The media is, therefore, not just a business; it is a public service that is often taken for granted. Indeed as the President and the minister earlier read out and thanked companies and individuals that had contributed to the famous (or is it infamous) brand new 4WD vehicles and cash to the Covid-19 emergency fund, the media that has provided innumerable space in column inches and airtime was neither acknowledged, nor thanked.
It is, therefore, a welcome development that the government is considering some form of subsidy to the media for the public service role it plays. This is already done in several countries, including Denmark and Sweden subject to provisions in the media laws that regulate the conduct and ownership of the media.
Therefore, before a cheque of public money is handed over to the media honchos, there is need for a serious discussion about the commitments the media must undertake in service of the public through a new code of ethics, which media qualifies to receive public money using specific criteria, under what legal framework the money should be disbursed and with what regularity, and very importantly, government’s commitment to the principle of “arm’s length” whereby it should not seek or appear to use the subsidy to influence how the media should report.
Can these issues be fleshed out during the time of this crisis to the satisfaction of the public, media owners, media practitioners, and the government? That is the question!
Otherwise simply throwing Shs14 billion at “the media” in the circumstances we have today, will be an opportunity lost for starting a truly progressive public-private partnership (PPP) in a very crucial sector of our society as the money could end up anywhere.
So, let the conversation begin!
Enterprise journalism is the hallmark of modern day journalism in an era when breaking news is no longer a winner for media houses. On Wednesday morning, I encountered an outstanding enterprise story, not in a newspaper, not on a television channel, not in a radio broadcast. It was on social media in the form of an interview of a pilot by regular blogger Henry Mutebe. For the uninitiated, an enterprise report is “an in-depth news story that is unusual, interesting or surprising.”

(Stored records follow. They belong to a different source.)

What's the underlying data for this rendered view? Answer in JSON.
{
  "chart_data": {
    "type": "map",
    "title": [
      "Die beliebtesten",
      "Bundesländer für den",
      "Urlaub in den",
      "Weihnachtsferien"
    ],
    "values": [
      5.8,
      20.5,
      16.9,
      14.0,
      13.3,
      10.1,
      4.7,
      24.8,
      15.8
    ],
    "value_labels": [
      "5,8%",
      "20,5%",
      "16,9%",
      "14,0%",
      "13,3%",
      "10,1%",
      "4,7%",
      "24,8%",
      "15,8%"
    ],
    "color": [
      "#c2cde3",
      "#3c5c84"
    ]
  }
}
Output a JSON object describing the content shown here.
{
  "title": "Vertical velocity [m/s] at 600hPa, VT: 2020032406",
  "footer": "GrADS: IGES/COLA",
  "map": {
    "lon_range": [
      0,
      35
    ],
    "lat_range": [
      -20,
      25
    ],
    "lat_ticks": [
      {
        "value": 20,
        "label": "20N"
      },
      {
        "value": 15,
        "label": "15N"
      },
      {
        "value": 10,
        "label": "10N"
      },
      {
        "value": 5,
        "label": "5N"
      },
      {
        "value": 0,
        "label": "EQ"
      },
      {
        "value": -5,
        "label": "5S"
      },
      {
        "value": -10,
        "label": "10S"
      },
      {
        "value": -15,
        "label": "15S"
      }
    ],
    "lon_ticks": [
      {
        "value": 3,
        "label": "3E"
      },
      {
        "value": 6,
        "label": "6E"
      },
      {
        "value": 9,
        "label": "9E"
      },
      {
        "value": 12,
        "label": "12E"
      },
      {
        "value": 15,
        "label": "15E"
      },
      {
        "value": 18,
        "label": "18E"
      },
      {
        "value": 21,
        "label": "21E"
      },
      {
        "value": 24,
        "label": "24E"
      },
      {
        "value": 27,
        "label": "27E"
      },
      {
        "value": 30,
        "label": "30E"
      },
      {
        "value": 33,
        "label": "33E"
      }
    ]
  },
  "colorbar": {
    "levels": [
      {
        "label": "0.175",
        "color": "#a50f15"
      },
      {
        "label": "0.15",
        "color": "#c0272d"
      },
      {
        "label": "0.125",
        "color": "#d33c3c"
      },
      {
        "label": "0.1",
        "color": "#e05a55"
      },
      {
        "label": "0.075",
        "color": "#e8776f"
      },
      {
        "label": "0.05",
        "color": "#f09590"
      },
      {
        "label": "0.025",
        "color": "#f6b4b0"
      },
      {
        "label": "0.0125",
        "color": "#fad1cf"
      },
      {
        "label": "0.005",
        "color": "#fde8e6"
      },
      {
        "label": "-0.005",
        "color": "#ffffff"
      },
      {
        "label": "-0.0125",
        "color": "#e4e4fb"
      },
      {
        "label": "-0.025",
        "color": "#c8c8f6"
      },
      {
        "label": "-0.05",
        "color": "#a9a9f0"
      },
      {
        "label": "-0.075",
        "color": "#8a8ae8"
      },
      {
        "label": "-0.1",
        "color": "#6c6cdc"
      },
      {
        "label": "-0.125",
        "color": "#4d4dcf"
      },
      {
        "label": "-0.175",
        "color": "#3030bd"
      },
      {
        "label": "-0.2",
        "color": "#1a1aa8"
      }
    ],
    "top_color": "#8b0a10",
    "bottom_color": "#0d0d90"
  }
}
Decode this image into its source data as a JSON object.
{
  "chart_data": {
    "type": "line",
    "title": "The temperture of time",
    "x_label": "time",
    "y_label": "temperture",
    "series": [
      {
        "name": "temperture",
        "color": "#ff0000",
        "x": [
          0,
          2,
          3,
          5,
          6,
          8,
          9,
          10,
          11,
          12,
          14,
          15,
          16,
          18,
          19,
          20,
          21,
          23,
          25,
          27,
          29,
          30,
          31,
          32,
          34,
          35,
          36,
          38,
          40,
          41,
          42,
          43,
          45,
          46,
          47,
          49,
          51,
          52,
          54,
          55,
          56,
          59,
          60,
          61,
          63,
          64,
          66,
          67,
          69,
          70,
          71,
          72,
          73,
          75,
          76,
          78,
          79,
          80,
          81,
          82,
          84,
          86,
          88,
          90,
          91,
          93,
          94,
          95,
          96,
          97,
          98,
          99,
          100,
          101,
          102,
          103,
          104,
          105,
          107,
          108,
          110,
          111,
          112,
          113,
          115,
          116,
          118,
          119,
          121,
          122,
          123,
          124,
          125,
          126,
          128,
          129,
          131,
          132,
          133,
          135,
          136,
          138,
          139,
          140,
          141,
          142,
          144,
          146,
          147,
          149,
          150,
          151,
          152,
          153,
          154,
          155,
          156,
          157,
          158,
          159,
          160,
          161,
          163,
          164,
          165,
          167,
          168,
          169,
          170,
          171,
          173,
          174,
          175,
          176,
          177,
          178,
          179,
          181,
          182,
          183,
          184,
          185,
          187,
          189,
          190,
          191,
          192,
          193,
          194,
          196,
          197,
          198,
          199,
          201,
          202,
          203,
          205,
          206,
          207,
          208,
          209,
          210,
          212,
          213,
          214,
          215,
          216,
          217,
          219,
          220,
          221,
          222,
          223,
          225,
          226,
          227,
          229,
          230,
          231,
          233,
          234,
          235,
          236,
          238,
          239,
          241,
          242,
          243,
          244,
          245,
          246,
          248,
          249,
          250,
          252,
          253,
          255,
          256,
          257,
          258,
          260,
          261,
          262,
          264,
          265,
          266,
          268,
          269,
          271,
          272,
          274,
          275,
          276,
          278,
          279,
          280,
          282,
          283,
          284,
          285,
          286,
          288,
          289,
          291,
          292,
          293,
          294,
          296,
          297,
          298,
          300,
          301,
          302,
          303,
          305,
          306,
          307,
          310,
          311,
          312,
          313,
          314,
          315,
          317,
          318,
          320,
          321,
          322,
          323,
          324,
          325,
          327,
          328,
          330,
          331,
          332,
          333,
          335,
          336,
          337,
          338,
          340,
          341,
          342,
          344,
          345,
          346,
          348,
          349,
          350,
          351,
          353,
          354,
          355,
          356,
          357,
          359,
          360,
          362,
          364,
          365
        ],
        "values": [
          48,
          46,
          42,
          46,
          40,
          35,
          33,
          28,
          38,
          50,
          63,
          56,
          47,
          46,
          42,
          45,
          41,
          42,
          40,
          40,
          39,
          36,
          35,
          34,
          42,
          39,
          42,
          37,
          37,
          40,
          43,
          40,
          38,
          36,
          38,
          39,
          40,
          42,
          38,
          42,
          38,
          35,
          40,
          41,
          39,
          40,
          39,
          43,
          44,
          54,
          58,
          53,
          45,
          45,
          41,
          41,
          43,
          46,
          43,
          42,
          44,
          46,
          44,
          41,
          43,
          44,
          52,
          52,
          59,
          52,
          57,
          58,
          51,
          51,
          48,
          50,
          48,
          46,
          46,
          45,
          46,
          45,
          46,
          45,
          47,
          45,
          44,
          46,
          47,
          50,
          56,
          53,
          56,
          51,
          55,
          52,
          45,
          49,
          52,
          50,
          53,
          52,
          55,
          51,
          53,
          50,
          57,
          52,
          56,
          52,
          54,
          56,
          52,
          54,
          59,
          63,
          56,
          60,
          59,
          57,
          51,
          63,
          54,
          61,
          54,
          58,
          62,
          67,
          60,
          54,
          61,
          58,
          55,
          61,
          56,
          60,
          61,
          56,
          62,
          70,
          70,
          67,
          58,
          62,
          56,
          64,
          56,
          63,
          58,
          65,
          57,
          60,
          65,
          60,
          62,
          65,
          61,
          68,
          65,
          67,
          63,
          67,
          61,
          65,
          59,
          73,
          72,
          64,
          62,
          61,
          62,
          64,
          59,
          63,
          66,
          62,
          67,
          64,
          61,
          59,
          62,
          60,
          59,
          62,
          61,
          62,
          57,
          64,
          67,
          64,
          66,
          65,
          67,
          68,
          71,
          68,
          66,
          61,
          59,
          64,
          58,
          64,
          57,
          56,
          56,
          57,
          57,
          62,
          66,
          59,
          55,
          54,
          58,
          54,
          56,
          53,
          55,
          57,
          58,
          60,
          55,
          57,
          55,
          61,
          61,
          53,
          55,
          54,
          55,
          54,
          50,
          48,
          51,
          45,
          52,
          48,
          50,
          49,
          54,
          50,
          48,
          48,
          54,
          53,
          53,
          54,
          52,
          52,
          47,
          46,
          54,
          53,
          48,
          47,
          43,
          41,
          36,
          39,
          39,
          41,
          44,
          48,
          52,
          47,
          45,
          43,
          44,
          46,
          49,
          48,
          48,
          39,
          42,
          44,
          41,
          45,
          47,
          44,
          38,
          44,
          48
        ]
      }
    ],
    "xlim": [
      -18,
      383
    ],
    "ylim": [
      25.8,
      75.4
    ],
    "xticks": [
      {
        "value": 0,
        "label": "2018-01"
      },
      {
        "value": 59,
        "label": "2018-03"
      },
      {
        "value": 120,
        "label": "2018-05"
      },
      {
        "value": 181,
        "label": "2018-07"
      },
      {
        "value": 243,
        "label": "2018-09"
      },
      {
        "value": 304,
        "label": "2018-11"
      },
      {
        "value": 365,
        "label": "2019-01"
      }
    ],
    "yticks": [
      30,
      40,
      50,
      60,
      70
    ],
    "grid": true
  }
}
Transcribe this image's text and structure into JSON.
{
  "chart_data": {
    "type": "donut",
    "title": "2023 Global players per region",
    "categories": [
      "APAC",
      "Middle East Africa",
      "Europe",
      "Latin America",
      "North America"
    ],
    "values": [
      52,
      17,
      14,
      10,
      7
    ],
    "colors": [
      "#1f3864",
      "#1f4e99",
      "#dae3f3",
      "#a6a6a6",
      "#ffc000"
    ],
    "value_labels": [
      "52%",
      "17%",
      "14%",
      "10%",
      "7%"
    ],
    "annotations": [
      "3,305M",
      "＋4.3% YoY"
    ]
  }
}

One could identify a controversial or novel issue of interest to the community and write about it an interesting and unique manner. That is what Mutebe did in two parts (one being based on direct reader questions). He brought out wonderful insights about the world of flying, what is inside an aircraft’s cockpit and the mind of the pilot.
This story is indeed a good demonstration of what journalism is and who is a journalist. It is not just about a degree or diploma in mass communication, a notebook and press card! It is about what and how you communicate to the public, the medium notwithstanding. Kudos Mr Mutebe!